As William Faulkner wrote in “Requiem For A Nun”, “The past is not dead. It’s not even the past.” But perhaps the past can, with will, imagination and love, be at least partly transformed.
My father’s appetite for what he was reading, and, doubtless, for the sound of his own mellifluous, slightly Southern voice, created in me the appetite for words that has provided the meaning of my life.
How extraordinary it seems that this artifact has survived while marriages, wives, husband, aunts, uncles and parents have all withered and passed into oblivion. It seems to me as much a monument to the past as the Lincoln Memorial or the Eiffel Tower, also great erections that long outlasted their makers, their funders and generations of their viewers.
How will I feel when I lift that dusty lid, and rustle through layers of tarnished tissue paper?

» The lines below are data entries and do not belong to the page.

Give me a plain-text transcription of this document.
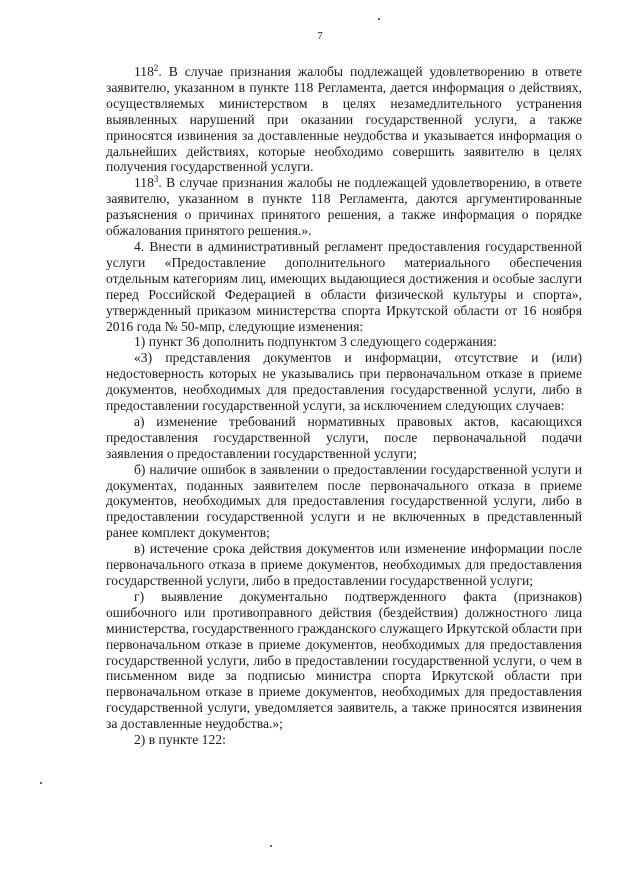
7

$118^2$. В случае признания жалобы подлежащей удовлетворению в ответе заявителю, указанном в пункте 118 Регламента, дается информация о действиях, осуществляемых министерством в целях незамедлительного устранения выявленных нарушений при оказании государственной услуги, а также приносятся извинения за доставленные неудобства и указывается информация о дальнейших действиях, которые необходимо совершить заявителю в целях получения государственной услуги.

$118^3$. В случае признания жалобы не подлежащей удовлетворению, в ответе заявителю, указанном в пункте 118 Регламента, даются аргументированные разъяснения о причинах принятого решения, а также информация о порядке обжалования принятого решения.».

4. Внести в административный регламент предоставления государственной услуги «Предоставление дополнительного материального обеспечения отдельным категориям лиц, имеющих выдающиеся достижения и особые заслуги перед Российской Федерацией в области физической культуры и спорта», утвержденный приказом министерства спорта Иркутской области от 16 ноября 2016 года № 50-мпр, следующие изменения:

1) пункт 36 дополнить подпунктом 3 следующего содержания:

«3) представления документов и информации, отсутствие и (или) недостоверность которых не указывались при первоначальном отказе в приеме документов, необходимых для предоставления государственной услуги, либо в предоставлении государственной услуги, за исключением следующих случаев:

а) изменение требований нормативных правовых актов, касающихся предоставления государственной услуги, после первоначальной подачи заявления о предоставлении государственной услуги;

б) наличие ошибок в заявлении о предоставлении государственной услуги и документах, поданных заявителем после первоначального отказа в приеме документов, необходимых для предоставления государственной услуги, либо в предоставлении государственной услуги и не включенных в представленный ранее комплект документов;

в) истечение срока действия документов или изменение информации после первоначального отказа в приеме документов, необходимых для предоставления государственной услуги, либо в предоставлении государственной услуги;

г) выявление документально подтвержденного факта (признаков) ошибочного или противоправного действия (бездействия) должностного лица министерства, государственного гражданского служащего Иркутской области при первоначальном отказе в приеме документов, необходимых для предоставления государственной услуги, либо в предоставлении государственной услуги, о чем в письменном виде за подписью министра спорта Иркутской области при первоначальном отказе в приеме документов, необходимых для предоставления государственной услуги, уведомляется заявитель, а также приносятся извинения за доставленные неудобства.»;

2) в пункте 122:
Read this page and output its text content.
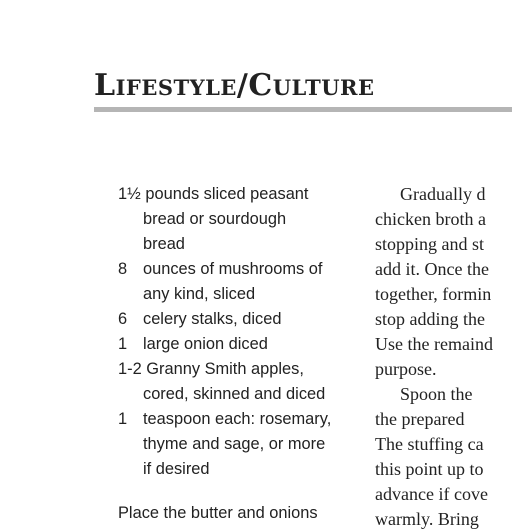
Lifestyle/Culture
1½ pounds sliced peasant
bread or sourdough
bread
8 ounces of mushrooms of
any kind, sliced
6 celery stalks, diced
1 large onion diced
1-2 Granny Smith apples,
cored, skinned and diced
1 teaspoon each: rosemary,
thyme and sage, or more
if desired
Place the butter and onions
Gradually d
chicken broth a
stopping and st
add it. Once the
together, formin
stop adding the
Use the remaind
purpose.
Spoon the
the prepared
The stuffing ca
this point up to
advance if cove
warmly. Bring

Now, before too long, another generation of young women will need to decide whether they want to compete with the Big House on a day that we all need to believe is one of the most important of our lives. No proof to the contrary seems to matter.
What she will do with that enormous house, which seems to me mired in the past, will surely be different from what my parents did with it in the 1940’s and 50’s, when its prime function was to serve as a weekend roost for drunken Derby guests, who terrified me with their antics.
I don’t usually call it the Bingham Estate but just the big house, which gives it the same moniker as SingSing; but when big news breaks, the big name seems appropriate.